- Nickname: MRG
- Madhavarayanigudem Location in Telangana, India Madhavarayanigudem Madhavarayanigudem (India)
- Coordinates: 16°54′N 79°53′E﻿ / ﻿16.900°N 79.883°E
- Country: India
- State: Telangana
- District: Suryapet
- Block: Huzurnagar

Population (2009)
- • Total: 1,712

Languages
- • Official: Telugu
- Time zone: UTC+5:30 (IST)

= Madhavarayunigudem =

Madhavarayanigudem is a village in the Huzurnagar mandal of Suryapet district, Telangana state. It is located 1 km off the Huzurnagar-Kodad road.

== History ==
The village was established in the late 19th century. It was named after velama dora Madhava Rayudu. It has several temples dedicated to Hanuman, Mutyallamma and Ganga. It also has a church.

== Economy ==
Agriculture is the main occupation of Madhavarayunigudem, with rice being the main crop. During droughts, crops like corn and vegetables are also cultivated. The Sagar canal, a sub-canal of the Nagarjuna Sagar's left canal, provides the village with irrigation water.

The village is surrounded by hills, which are being exploited as a source of concrete mixture stone.

== Education ==
Madhavarayunigudem has a primary school, which offers education up to 7th class.
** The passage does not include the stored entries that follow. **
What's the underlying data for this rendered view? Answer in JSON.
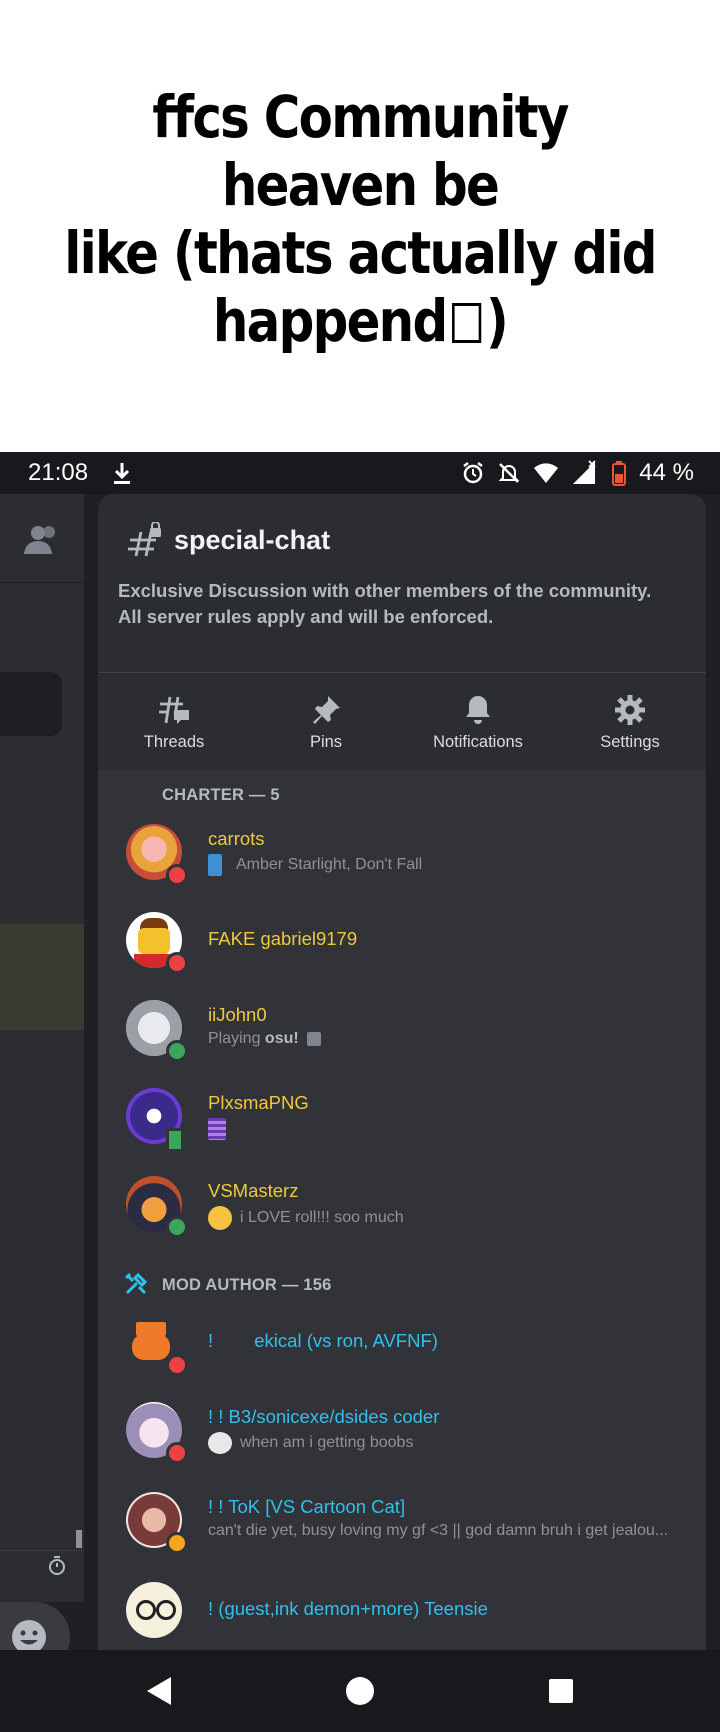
{
  "caption": {
    "line1": "ffcs Community heaven be",
    "line2": "like (thats actually did",
    "line3": "happend",
    "line3_end": ")"
  },
  "statusbar": {
    "time": "21:08",
    "battery": "44 %"
  },
  "channel": {
    "name": "special-chat",
    "description": "Exclusive Discussion with other members of the community. All server rules apply and will be enforced."
  },
  "actions": [
    {
      "label": "Threads",
      "icon": "threads-icon"
    },
    {
      "label": "Pins",
      "icon": "pin-icon"
    },
    {
      "label": "Notifications",
      "icon": "bell-icon"
    },
    {
      "label": "Settings",
      "icon": "gear-icon"
    }
  ],
  "sections": [
    {
      "title": "CHARTER — 5"
    },
    {
      "title": "MOD AUTHOR — 156"
    }
  ],
  "members": [
    {
      "name": "carrots",
      "status": "Amber Starlight, Don't Fall",
      "color": "#f0c93a"
    },
    {
      "name": "FAKE gabriel9179",
      "status": "",
      "color": "#f0c93a"
    },
    {
      "name": "iiJohn0",
      "status_prefix": "Playing ",
      "status_bold": "osu!",
      "color": "#f0c93a"
    },
    {
      "name": "PlxsmaPNG",
      "status": "",
      "color": "#f0c93a"
    },
    {
      "name": "VSMasterz",
      "status": "i LOVE roll!!! soo much",
      "color": "#f0c93a"
    },
    {
      "name": "!        ekical (vs ron, AVFNF)",
      "status": "",
      "color": "#2fc0ec"
    },
    {
      "name": "! ! B3/sonicexe/dsides coder",
      "status": "when am i getting boobs",
      "color": "#2fc0ec"
    },
    {
      "name": "! ! ToK [VS Cartoon Cat]",
      "status": "can't die yet, busy loving my gf <3 || god damn bruh i get jealou...",
      "color": "#2fc0ec"
    },
    {
      "name": "! (guest,ink demon+more) Teensie",
      "status": "",
      "color": "#2fc0ec"
    }
  ]
}
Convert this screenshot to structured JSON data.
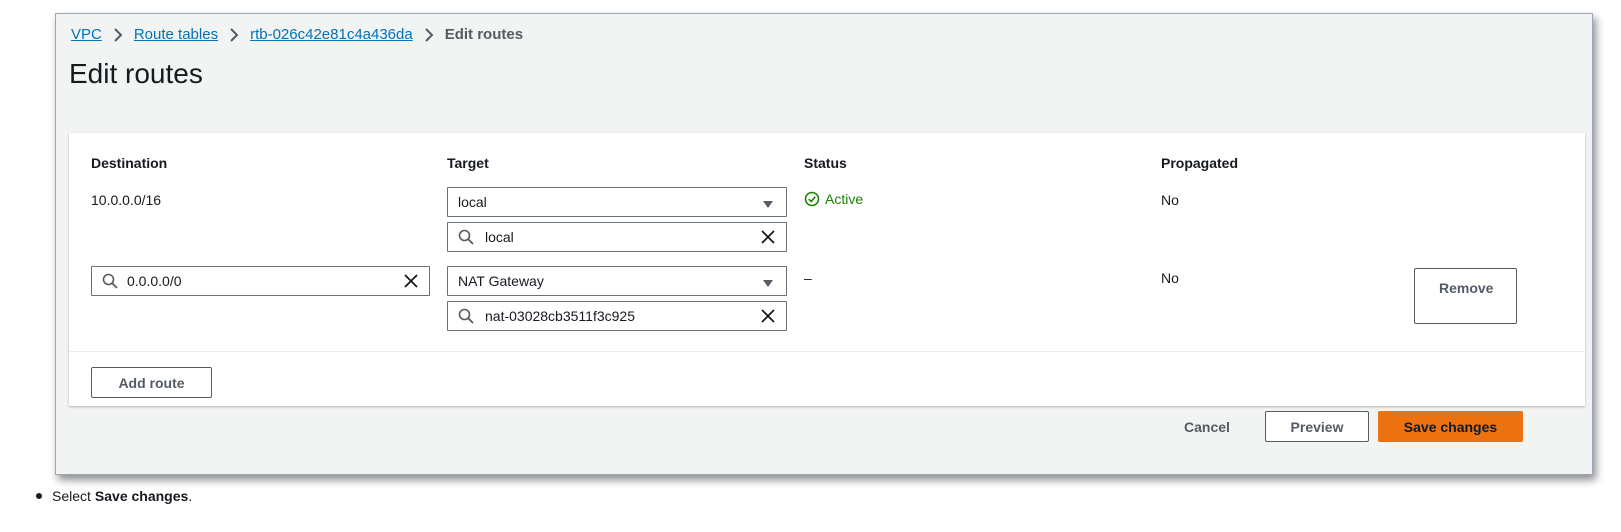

Most of the village children attend private schools in Huzurnagar or Upper school in Karakkayala Gudem.

== Demographics ==
The main castes and communities in the village include Telaga, Velama, Yadava (Golla), Mala, Madiga, Chakali, Kamsali and Muslims. The people in this village celebrate all major festivals specially Vinayaka Chavithi, Sri Rama navami, Bathukamma, Ramzan, Christmas festivals.

== Transport ==
The government bus service doesn't serve the village. It is located 3 km from Huzurnagar, where most of its residents work and study.

== Administration ==
The village was earlier administered by the Huzurnagar gram panchayat. In 2014, when Huzurnagar became a municipality, Madhavarayunigudem became its biggest ward.